Sir Richard Timothy Hunt, FRS FMedSci FRSE MAE (born 19 February 1943) is a British biochemist and molecular physiologist. He was awarded the 2001 Nobel Prize in Physiology or Medicine with Paul Nurse and Leland H. Hartwell for their discoveries of protein molecules that control the division of cells. While studying fertilized sea urchin eggs in the early 1980s, Hunt discovered cyclin, a protein that cyclically aggregates and is depleted during cell division cycles.
Early life and education

Hunt was born on 19 February 1943 in Neston, Cheshire.At the age of eight, Hunt was accepted into the Dragon School, where he first developed an interest in biology thanks to his science teacher, the German educator Gerd Sommerhoff. When he was fourteen, he moved to Magdalen College School, Oxford, becoming even more interested in science and studying subjects such as chemistry and zoology.
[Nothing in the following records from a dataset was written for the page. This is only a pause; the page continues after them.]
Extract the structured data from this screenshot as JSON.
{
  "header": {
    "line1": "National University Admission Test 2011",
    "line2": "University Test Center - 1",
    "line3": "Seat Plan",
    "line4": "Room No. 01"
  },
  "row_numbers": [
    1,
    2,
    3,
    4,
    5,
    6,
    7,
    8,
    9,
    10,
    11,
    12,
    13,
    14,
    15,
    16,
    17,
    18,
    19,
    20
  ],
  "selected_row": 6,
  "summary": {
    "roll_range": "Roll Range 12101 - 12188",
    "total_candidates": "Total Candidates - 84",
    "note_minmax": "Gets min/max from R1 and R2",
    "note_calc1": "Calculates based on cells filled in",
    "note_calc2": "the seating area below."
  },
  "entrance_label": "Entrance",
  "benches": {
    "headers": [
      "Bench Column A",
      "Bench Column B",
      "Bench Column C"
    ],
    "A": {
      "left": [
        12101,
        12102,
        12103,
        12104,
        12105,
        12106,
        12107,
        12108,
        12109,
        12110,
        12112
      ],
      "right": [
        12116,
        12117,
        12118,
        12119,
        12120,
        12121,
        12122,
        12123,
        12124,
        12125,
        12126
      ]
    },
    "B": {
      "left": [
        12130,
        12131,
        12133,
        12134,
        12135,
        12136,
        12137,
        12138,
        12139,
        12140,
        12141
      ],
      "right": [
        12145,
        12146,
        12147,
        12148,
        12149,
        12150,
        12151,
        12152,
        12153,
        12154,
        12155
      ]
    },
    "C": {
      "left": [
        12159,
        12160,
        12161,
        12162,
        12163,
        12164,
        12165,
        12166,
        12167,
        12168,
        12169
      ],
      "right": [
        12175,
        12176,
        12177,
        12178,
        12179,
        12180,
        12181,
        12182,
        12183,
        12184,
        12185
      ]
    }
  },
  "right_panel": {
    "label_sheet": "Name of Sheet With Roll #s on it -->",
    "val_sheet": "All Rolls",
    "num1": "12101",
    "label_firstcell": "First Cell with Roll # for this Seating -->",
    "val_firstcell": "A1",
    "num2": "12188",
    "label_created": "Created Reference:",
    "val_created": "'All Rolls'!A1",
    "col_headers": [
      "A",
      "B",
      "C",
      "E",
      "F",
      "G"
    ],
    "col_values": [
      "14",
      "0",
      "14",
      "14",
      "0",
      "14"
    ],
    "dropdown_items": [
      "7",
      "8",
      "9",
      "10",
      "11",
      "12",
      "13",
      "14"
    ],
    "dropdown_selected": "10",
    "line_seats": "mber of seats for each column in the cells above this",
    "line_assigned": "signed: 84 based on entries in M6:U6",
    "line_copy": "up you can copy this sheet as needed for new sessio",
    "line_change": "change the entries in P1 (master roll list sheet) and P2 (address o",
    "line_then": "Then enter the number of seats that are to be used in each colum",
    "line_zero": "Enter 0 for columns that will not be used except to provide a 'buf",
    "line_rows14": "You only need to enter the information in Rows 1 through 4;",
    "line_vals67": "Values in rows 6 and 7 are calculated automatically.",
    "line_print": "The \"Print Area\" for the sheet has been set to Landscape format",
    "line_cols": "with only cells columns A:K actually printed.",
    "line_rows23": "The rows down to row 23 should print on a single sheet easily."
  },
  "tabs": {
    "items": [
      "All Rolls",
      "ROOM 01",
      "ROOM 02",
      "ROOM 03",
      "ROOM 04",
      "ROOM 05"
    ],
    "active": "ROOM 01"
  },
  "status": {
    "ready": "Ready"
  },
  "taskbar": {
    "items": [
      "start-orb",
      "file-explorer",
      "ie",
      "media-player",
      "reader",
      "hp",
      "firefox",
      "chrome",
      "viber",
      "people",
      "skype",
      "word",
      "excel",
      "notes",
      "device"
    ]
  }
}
In 1961, he was accepted into Clare College, Cambridge to study Natural Sciences, graduating in 1964 and immediately beginning work in the university Department of Biochemistry under Asher Korner. Following his PhD, Hunt returned to New York to work with London, in collaboration with Nechama Kosower, her husband Edward Kosower, and Ellie Ehrenfeld. While there, they discovered that tiny amounts of glutathione inhibited protein synthesis in reticulocytes and that tiny amounts of RNA killed the synthesis altogether. After returning to Cambridge, he again began work with Tony Hunter and Richard Jackson, who had discovered the RNA strand used to start haemoglobin synthesis. After 3–4 years, the team discovered at least two other chemicals acting as inhibitors.